При малейшей возможности
быть кем-нибудь – надо быть.
При малейшей возможности
смыть эту муть – надо мыть.
И не плакать без веских причин,
мальчик мой,
Ибо слёзы мужчин разрушают
озоновый слой.
 
   И тут, почти в финале, она как разрыдается…
   Вслух, с причитаниями, всхлипами, как ребенок кулачками глаза трет, берет этот треклятый сбился… А он ей:
   – Эмма, Эммочка, Эмма…
   Ну, я, конечно, тоже… Но – уже потом. Вспоминала, думала, ну и, что греха таить, тоже всплакнула.
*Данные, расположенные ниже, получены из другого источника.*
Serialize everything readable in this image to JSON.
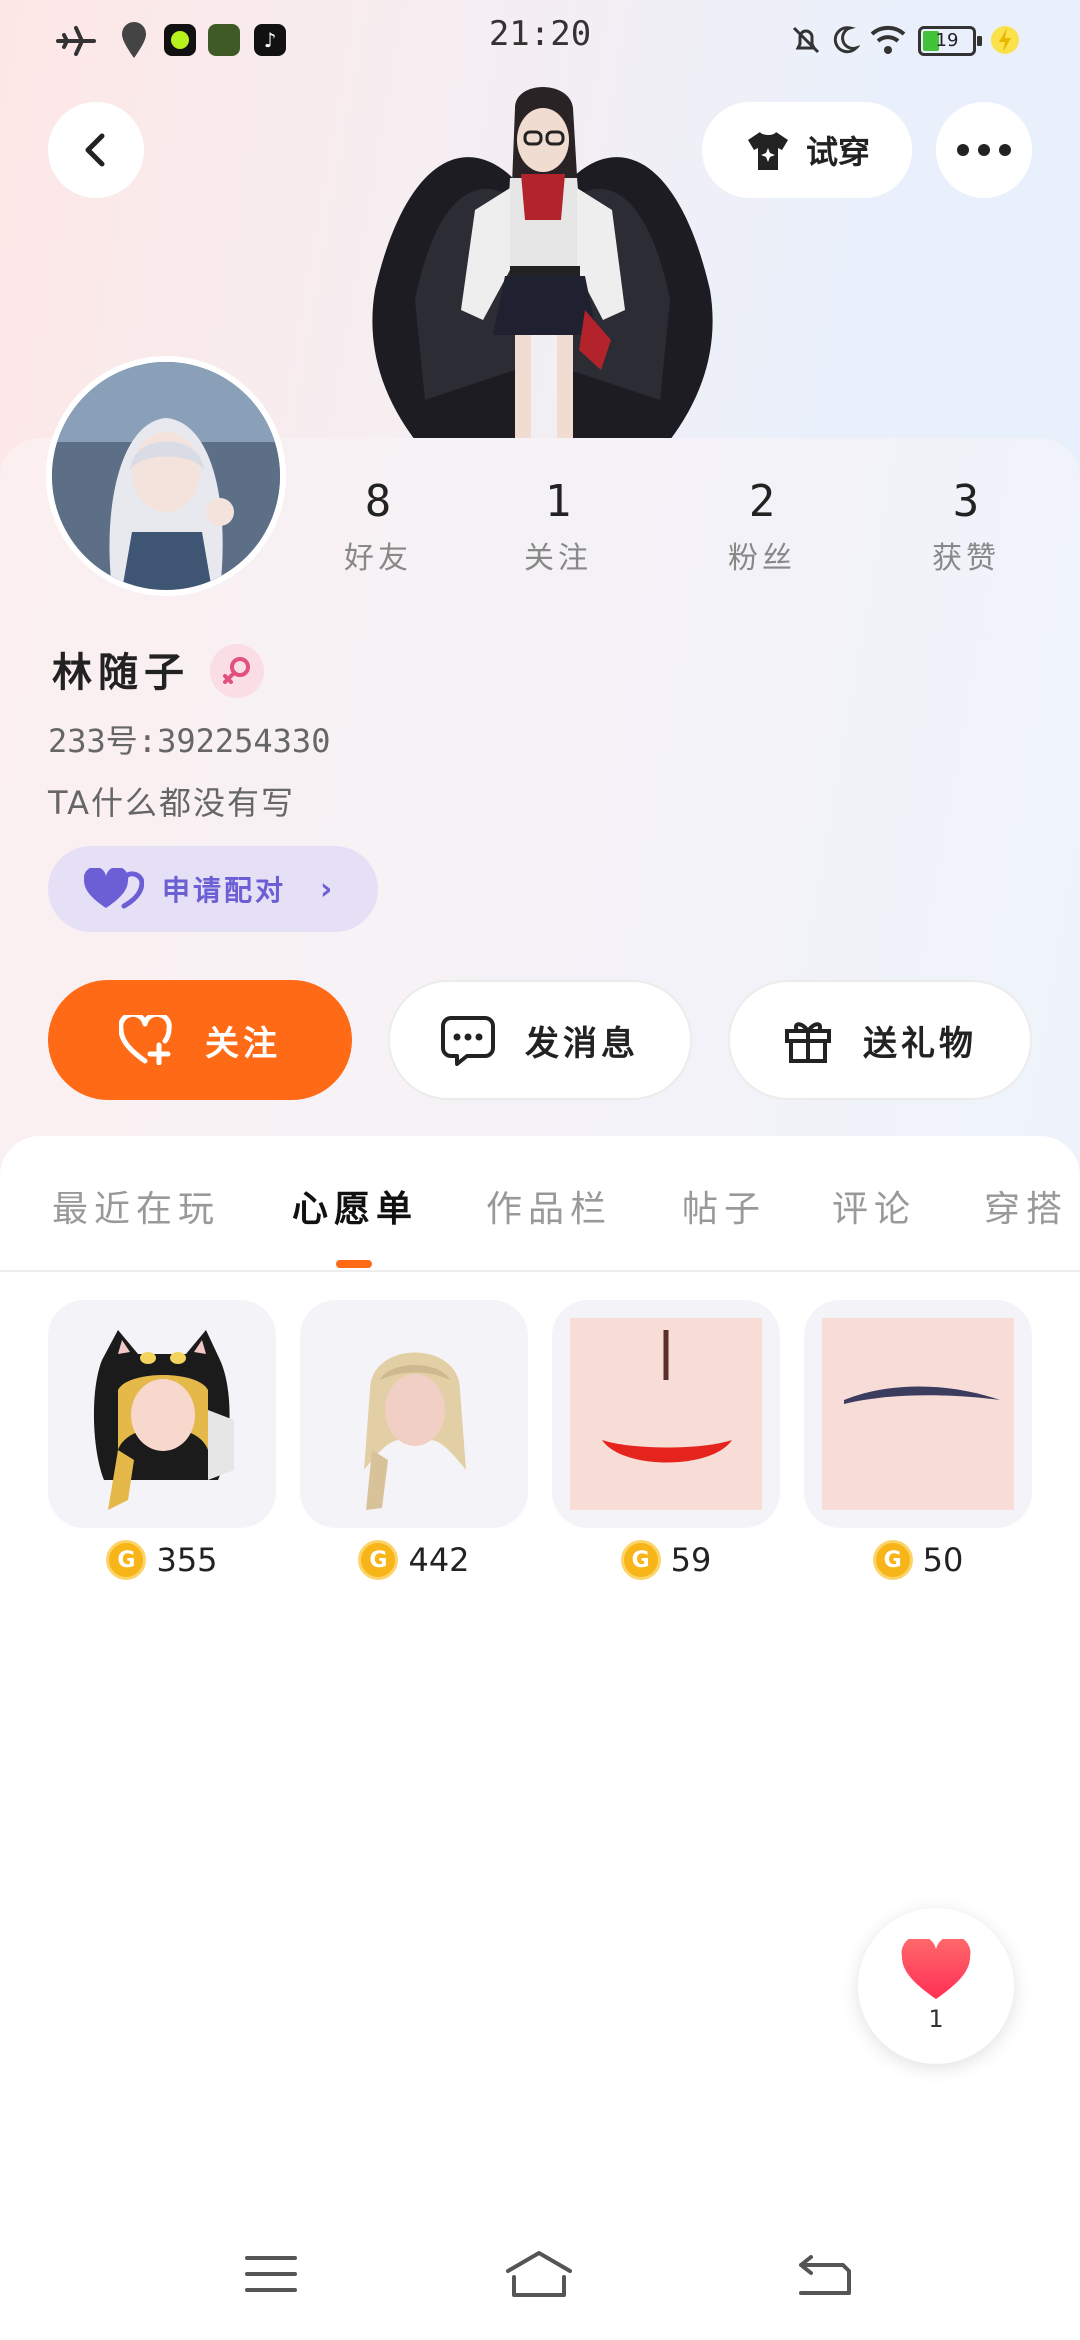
{
  "status_bar": {
    "time": "21:20",
    "battery": "19"
  },
  "header": {
    "try_on_label": "试穿"
  },
  "profile": {
    "stats": [
      {
        "value": "8",
        "label": "好友"
      },
      {
        "value": "1",
        "label": "关注"
      },
      {
        "value": "2",
        "label": "粉丝"
      },
      {
        "value": "3",
        "label": "获赞"
      }
    ],
    "name": "林随子",
    "uid": "233号:392254330",
    "bio": "TA什么都没有写",
    "pair_label": "申请配对"
  },
  "actions": {
    "follow": "关注",
    "message": "发消息",
    "gift": "送礼物"
  },
  "tabs": [
    "最近在玩",
    "心愿单",
    "作品栏",
    "帖子",
    "评论",
    "穿搭"
  ],
  "active_tab": "心愿单",
  "wishlist": [
    {
      "name": "cat-hood-hair",
      "price": "355"
    },
    {
      "name": "blonde-hair",
      "price": "442"
    },
    {
      "name": "mouth-makeup",
      "price": "59"
    },
    {
      "name": "eyebrow-makeup",
      "price": "50"
    }
  ],
  "like_count": "1",
  "colors": {
    "accent": "#ff6a16",
    "pair": "#6c5fd6",
    "coin": "#f7b51a"
  }
}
   Такие вот у меня спутанные впечатления.
   Да, вот еще… Мне кажется, что они, Слава, Леша, Камиль, Саша и Кортнев, ребята Кортнева такие естественные, раскованные, непосредственные, такие неподдельно искренние, такие органичные, пластичные и чуткие… такие… Что это тот редкий случай, когда им легко можно играть вместе с детьми и животными. И они друг друга не переиграют.
* * *
   Да для меня это был тот самый нормальный юмор, который вызывает добрые чувства, от которого не всегда смешно, а иногда даже хочется плакать. Чистыми такими детскими слезами, давно-давно забытыми где-то во времени, горячими, искренними невесомыми слезами. Посмеиваясь…

«Ардис»
(Студия звукозаписи)

   Там такая есть одна девочка по имени Женя. Ну, принцесса Милисента, как я ее себе представляла, когда еще фильма «31 июня» не было и книжку Пристли в детстве читала на английском языке. Она, эта Женя, сидела напротив меня, за стеклом, во второй половине кабины, слушала запись в наушниках и временами осторожно делала замечания, мол, тут написано «…а следом…», а вы прочли «…и потом…».
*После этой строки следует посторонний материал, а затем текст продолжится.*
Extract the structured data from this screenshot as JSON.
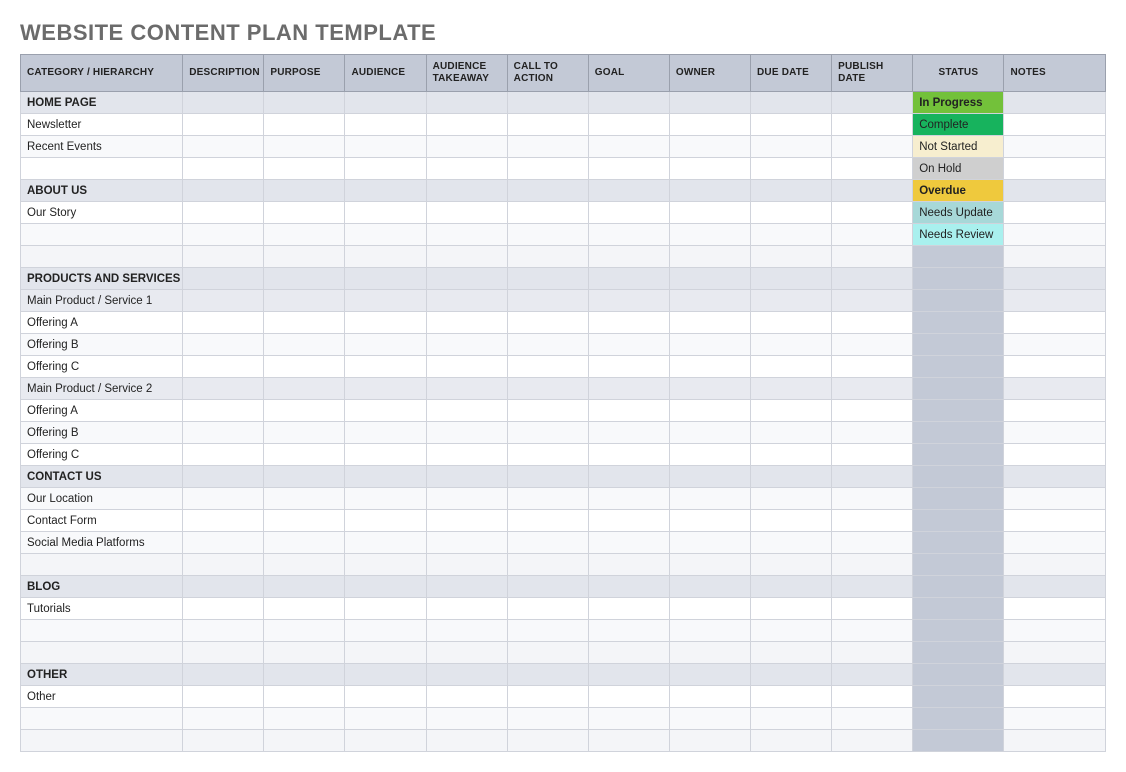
{
  "title": "WEBSITE CONTENT PLAN TEMPLATE",
  "columns": [
    "CATEGORY / HIERARCHY",
    "DESCRIPTION",
    "PURPOSE",
    "AUDIENCE",
    "AUDIENCE TAKEAWAY",
    "CALL TO ACTION",
    "GOAL",
    "OWNER",
    "DUE DATE",
    "PUBLISH DATE",
    "STATUS",
    "NOTES"
  ],
  "rows": [
    {
      "category": "HOME PAGE",
      "rowClass": "row-section",
      "status": "In Progress",
      "statusClass": "st-inprogress"
    },
    {
      "category": "Newsletter",
      "rowClass": "row-sub",
      "status": "Complete",
      "statusClass": "st-complete"
    },
    {
      "category": "Recent Events",
      "rowClass": "row-sub-alt",
      "status": "Not Started",
      "statusClass": "st-notstarted"
    },
    {
      "category": "",
      "rowClass": "row-sub",
      "status": "On Hold",
      "statusClass": "st-onhold"
    },
    {
      "category": "ABOUT US",
      "rowClass": "row-section",
      "status": "Overdue",
      "statusClass": "st-overdue"
    },
    {
      "category": "Our Story",
      "rowClass": "row-sub",
      "status": "Needs Update",
      "statusClass": "st-needsupd"
    },
    {
      "category": "",
      "rowClass": "row-sub-alt",
      "status": "Needs Review",
      "statusClass": "st-needsrev"
    },
    {
      "category": "",
      "rowClass": "row-light",
      "status": "",
      "statusClass": "st-blank-d"
    },
    {
      "category": "PRODUCTS AND SERVICES",
      "rowClass": "row-section",
      "status": "",
      "statusClass": "st-blank-d"
    },
    {
      "category": "Main Product / Service 1",
      "rowClass": "row-shade",
      "status": "",
      "statusClass": "st-blank-d"
    },
    {
      "category": "Offering A",
      "rowClass": "row-sub",
      "status": "",
      "statusClass": "st-blank-d"
    },
    {
      "category": "Offering B",
      "rowClass": "row-sub-alt",
      "status": "",
      "statusClass": "st-blank-d"
    },
    {
      "category": "Offering C",
      "rowClass": "row-sub",
      "status": "",
      "statusClass": "st-blank-d"
    },
    {
      "category": "Main Product / Service 2",
      "rowClass": "row-shade",
      "status": "",
      "statusClass": "st-blank-d"
    },
    {
      "category": "Offering A",
      "rowClass": "row-sub",
      "status": "",
      "statusClass": "st-blank-d"
    },
    {
      "category": "Offering B",
      "rowClass": "row-sub-alt",
      "status": "",
      "statusClass": "st-blank-d"
    },
    {
      "category": "Offering C",
      "rowClass": "row-sub",
      "status": "",
      "statusClass": "st-blank-d"
    },
    {
      "category": "CONTACT US",
      "rowClass": "row-section",
      "status": "",
      "statusClass": "st-blank-d"
    },
    {
      "category": "Our Location",
      "rowClass": "row-sub-alt",
      "status": "",
      "statusClass": "st-blank-d"
    },
    {
      "category": "Contact Form",
      "rowClass": "row-sub",
      "status": "",
      "statusClass": "st-blank-d"
    },
    {
      "category": "Social Media Platforms",
      "rowClass": "row-sub-alt",
      "status": "",
      "statusClass": "st-blank-d"
    },
    {
      "category": "",
      "rowClass": "row-light",
      "status": "",
      "statusClass": "st-blank-d"
    },
    {
      "category": "BLOG",
      "rowClass": "row-section",
      "status": "",
      "statusClass": "st-blank-d"
    },
    {
      "category": "Tutorials",
      "rowClass": "row-sub",
      "status": "",
      "statusClass": "st-blank-d"
    },
    {
      "category": "",
      "rowClass": "row-sub-alt",
      "status": "",
      "statusClass": "st-blank-d"
    },
    {
      "category": "",
      "rowClass": "row-light",
      "status": "",
      "statusClass": "st-blank-d"
    },
    {
      "category": "OTHER",
      "rowClass": "row-section",
      "status": "",
      "statusClass": "st-blank-d"
    },
    {
      "category": "Other",
      "rowClass": "row-sub",
      "status": "",
      "statusClass": "st-blank-d"
    },
    {
      "category": "",
      "rowClass": "row-sub-alt",
      "status": "",
      "statusClass": "st-blank-d"
    },
    {
      "category": "",
      "rowClass": "row-light",
      "status": "",
      "statusClass": "st-blank-d"
    }
  ]
}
   Тоненькая, с прозрачным точеным нежным лицом, как на картинах Гейнсборо или, лучше, Хогарта и с глубокой вежливой неяркой, но очень вечной ласковой красотой.
   Ах да, так вот «Ардис».
   Мои домашние меня упрекают, мол, почему ты не с самого начала начинаешь, а рассказываешь все с середины.
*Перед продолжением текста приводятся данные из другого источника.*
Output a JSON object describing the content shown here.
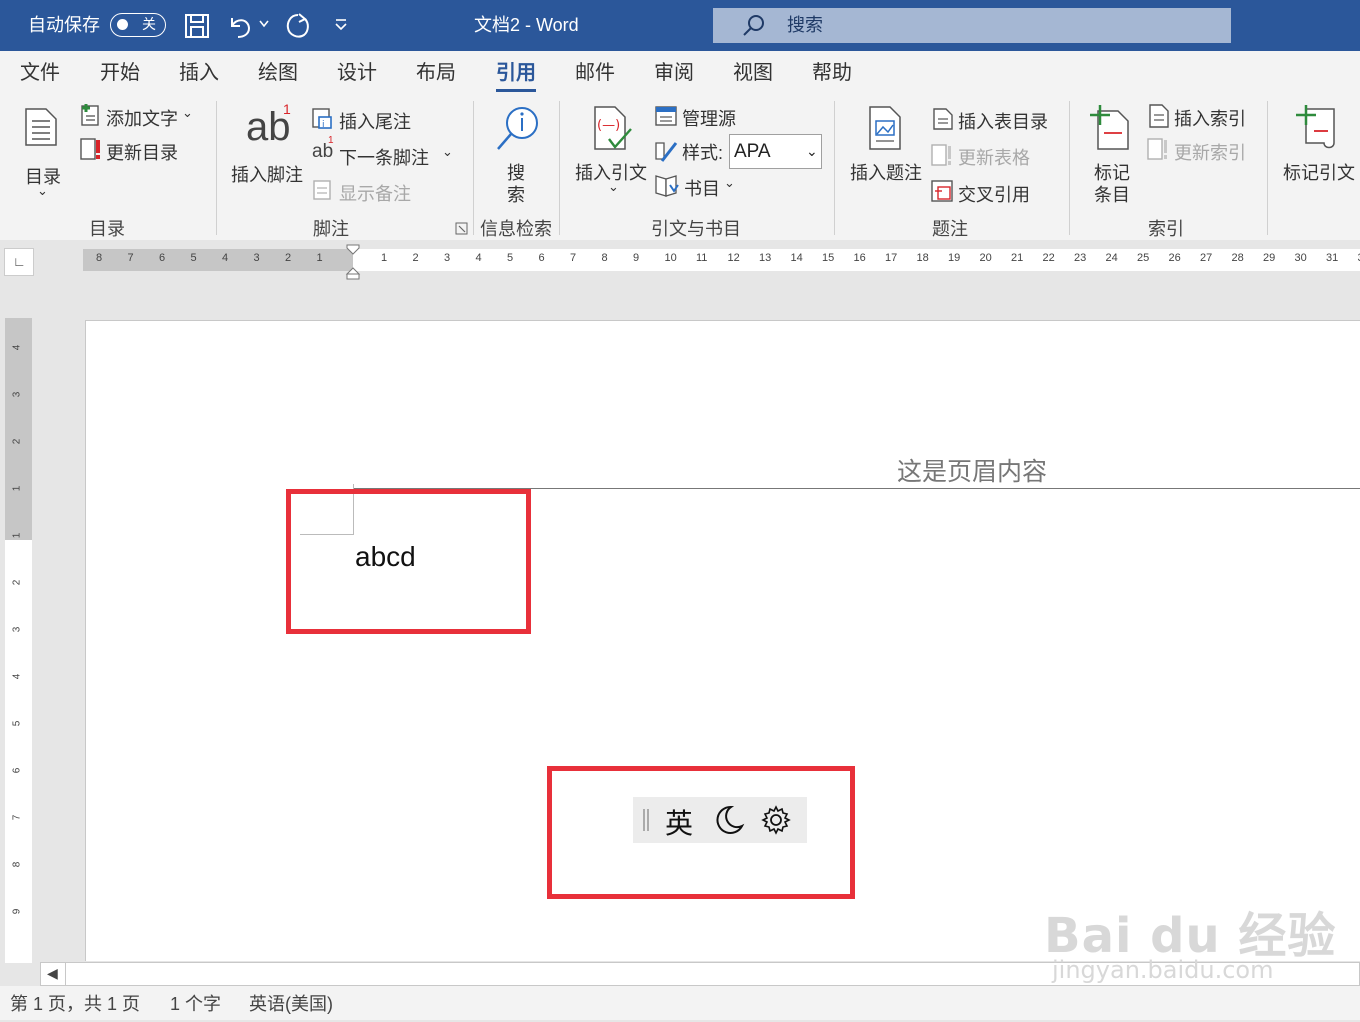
{
  "titlebar": {
    "autosave_label": "自动保存",
    "autosave_state": "关",
    "doc_title": "文档2  -  Word",
    "search_label": "搜索",
    "bg_color": "#2b579a"
  },
  "tabs": [
    "文件",
    "开始",
    "插入",
    "绘图",
    "设计",
    "布局",
    "引用",
    "邮件",
    "审阅",
    "视图",
    "帮助"
  ],
  "active_tab": "引用",
  "ribbon": {
    "toc": {
      "big_label": "目录",
      "add_text": "添加文字",
      "update_toc": "更新目录",
      "group": "目录"
    },
    "footnotes": {
      "big_label": "插入脚注",
      "insert_endnote": "插入尾注",
      "next_footnote": "下一条脚注",
      "show_notes": "显示备注",
      "group": "脚注"
    },
    "research": {
      "big_label_1": "搜",
      "big_label_2": "索",
      "group": "信息检索"
    },
    "citations": {
      "big_label": "插入引文",
      "manage_sources": "管理源",
      "style_label": "样式:",
      "style_value": "APA",
      "bibliography": "书目",
      "group": "引文与书目"
    },
    "captions": {
      "big_label": "插入题注",
      "insert_table_of_figures": "插入表目录",
      "update_table": "更新表格",
      "cross_reference": "交叉引用",
      "group": "题注"
    },
    "index": {
      "big_label_1": "标记",
      "big_label_2": "条目",
      "insert_index": "插入索引",
      "update_index": "更新索引",
      "group": "索引"
    },
    "authorities": {
      "big_label": "标记引文"
    }
  },
  "ruler": {
    "left_numbers": [
      "8",
      "7",
      "6",
      "5",
      "4",
      "3",
      "2",
      "1"
    ],
    "right_numbers": [
      "1",
      "2",
      "3",
      "4",
      "5",
      "6",
      "7",
      "8",
      "9",
      "10",
      "11",
      "12",
      "13",
      "14",
      "15",
      "16",
      "17",
      "18",
      "19",
      "20",
      "21",
      "22",
      "23",
      "24",
      "25",
      "26",
      "27",
      "28",
      "29",
      "30",
      "31",
      "3"
    ],
    "vertical_numbers": [
      "4",
      "3",
      "2",
      "1",
      "1",
      "2",
      "3",
      "4",
      "5",
      "6",
      "7",
      "8",
      "9"
    ]
  },
  "document": {
    "header_text": "这是页眉内容",
    "body_text": "abcd",
    "highlight_color": "#e8303a"
  },
  "ime_bar": {
    "mode": "英"
  },
  "statusbar": {
    "page": "第 1 页，共 1 页",
    "words": "1 个字",
    "language": "英语(美国)"
  },
  "watermark": {
    "brand": "Bai du 经验",
    "url": "jingyan.baidu.com"
  }
}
   Вообще-то я действительно выпаливаю сначала то, что поразило мое воображение. В «Ардисе» – это Женя, редактор Илья Валентинович, студия звукозаписи и в самой студии – кабина, где есть черная дыра – там исчезает время. То ли оно там ускоряется: несется со свистом и с бешеной скоростью завихривается, то ли ворует его там кто, то ли какой-то филиал бермудского треугольника. Но вот только засядешь записываться, а тебя уже выпихивают в спину, мол, иди уже домой, мы от тебя страшно устали вообще.
   – Как, – спрашиваю, – я же только начала? Я еще могу.
   А мне говорят, да уже рабочий день закончился, нам домой надо.
   Вот такое.
   Короче, если сначала, а не с середины: издательство «Ардис» пригласило меня записать диск моих рассказов. Потому что лучше я сама запишу свои рассказы моим в тот момент хрипловатым, простуженным насморочным голосом, чем та чужая тетенька с акадэмычэскым поставлэнным голосом без тени насмешки или иронии в пиратских версиях моих книжек.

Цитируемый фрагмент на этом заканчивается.